Recommendation system study notes 1

What is a recommender system

When you encounter the problem of information overload , you need a person or tool to help you filter, and give some suggestions for you to choose. This tool is a personalized recommendation system.

 

    The task of the recommender system is to contact users and information, on the one hand, to help users find

Valuable information, on the other hand, allows information to be displayed in front of users who are interested in it, so as to achieve a win-win situation for information consumers and information producers .

 

To solve the problem of information overload, the representative solutions are catalogs and search engines. Like search engines, recommender systems are tools that help users discover useful information quickly. Unlike search engines, recommender systems do not require users to provide explicit needs, but model users’ interests by analyzing users’ historical behaviors, so as to proactively recommend information to users that can meet their interests and needs.

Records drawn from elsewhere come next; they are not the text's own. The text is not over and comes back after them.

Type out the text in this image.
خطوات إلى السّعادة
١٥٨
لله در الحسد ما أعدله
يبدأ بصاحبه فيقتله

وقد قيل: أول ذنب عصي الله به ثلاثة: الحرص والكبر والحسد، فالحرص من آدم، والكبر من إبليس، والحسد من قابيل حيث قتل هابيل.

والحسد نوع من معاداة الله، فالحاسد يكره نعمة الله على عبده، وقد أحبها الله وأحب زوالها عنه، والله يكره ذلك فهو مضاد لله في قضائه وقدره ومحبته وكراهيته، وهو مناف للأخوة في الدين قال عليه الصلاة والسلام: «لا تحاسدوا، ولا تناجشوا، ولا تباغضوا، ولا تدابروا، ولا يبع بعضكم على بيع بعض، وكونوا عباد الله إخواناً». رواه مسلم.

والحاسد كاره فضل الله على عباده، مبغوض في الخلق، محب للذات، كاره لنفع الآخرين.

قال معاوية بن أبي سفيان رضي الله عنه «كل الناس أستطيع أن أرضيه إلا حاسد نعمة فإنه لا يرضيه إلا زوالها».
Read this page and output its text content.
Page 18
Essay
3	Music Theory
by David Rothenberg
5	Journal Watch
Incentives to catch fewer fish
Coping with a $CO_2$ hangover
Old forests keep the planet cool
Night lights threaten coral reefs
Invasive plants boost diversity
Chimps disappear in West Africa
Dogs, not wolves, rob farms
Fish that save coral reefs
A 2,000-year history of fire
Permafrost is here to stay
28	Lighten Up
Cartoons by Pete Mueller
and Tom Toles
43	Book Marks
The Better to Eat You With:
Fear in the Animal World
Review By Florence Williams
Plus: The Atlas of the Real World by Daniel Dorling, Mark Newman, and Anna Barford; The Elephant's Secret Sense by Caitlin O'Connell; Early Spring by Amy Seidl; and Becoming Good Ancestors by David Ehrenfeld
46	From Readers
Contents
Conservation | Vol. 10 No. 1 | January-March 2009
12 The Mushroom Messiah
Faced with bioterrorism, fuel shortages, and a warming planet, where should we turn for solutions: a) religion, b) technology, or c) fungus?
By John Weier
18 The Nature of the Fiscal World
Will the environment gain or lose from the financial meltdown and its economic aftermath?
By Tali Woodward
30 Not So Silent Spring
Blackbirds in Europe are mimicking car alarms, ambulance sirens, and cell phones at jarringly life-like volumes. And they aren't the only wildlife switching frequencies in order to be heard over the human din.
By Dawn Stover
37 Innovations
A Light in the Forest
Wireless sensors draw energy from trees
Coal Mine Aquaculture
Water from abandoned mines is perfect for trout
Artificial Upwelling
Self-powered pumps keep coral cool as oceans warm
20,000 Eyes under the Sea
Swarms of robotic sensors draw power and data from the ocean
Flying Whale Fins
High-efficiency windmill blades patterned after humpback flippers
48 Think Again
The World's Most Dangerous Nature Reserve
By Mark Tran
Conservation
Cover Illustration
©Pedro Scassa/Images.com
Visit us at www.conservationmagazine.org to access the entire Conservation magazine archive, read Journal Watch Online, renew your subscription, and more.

Therefore, in a sense, recommender systems and search engines are two complementary tools for users. Search engines meet the active search needs of users when they have a clear purpose, and recommender systems can help users discover new content of interest when they have no clear purpose.

 

From the point of view of items, recommender systems can better exploit the long tail of items . Chris Anderson , editor-in-chief of Wired magazine , published the article " The Long Tail " in 2004 and the book "The Long Tail Theory" in 2006 . The book pointed out that the traditional 80/20 principle ( 80% of sales from 20% of popular brands) will be challenged with the addition of the Internet. Under Internet conditions, e-commerce sites can often sell more products than traditional retail stores due to extremely low shelf costs. Although the vast majority of these items are not popular, the number of these less popular items is extremely large compared to traditional retail, so the total sales of these long-tail items will be a significant number, perhaps surpassing the popular items (i.e. mainstream merchandise). Mainstream products often represent the needs of the vast majority of users, while long-tail products often represent the personalized needs of a small number of users.

Therefore, if you want to increase sales by exploring the long tail, you must fully study the interests of users, and this is the problem that personalized recommendation systems mainly solve. The recommendation system finds the user's personalized needs by exploring the user's behavior, so as to accurately recommend the long-tail products to the users who need it, and help the users to find those products that they are interested in but difficult to find.

How recommender systems work

Consult with friends : This method is called social recommendation in the recommendation system , that is, asking friends to recommend items to themselves.

The recommendation system can automate the above process, find the actors and directors that the user likes by analyzing the movies that the user has watched, and then recommend other movies of these actors or directors to the user. This recommendation method is called content -based filtering in recommendation systems.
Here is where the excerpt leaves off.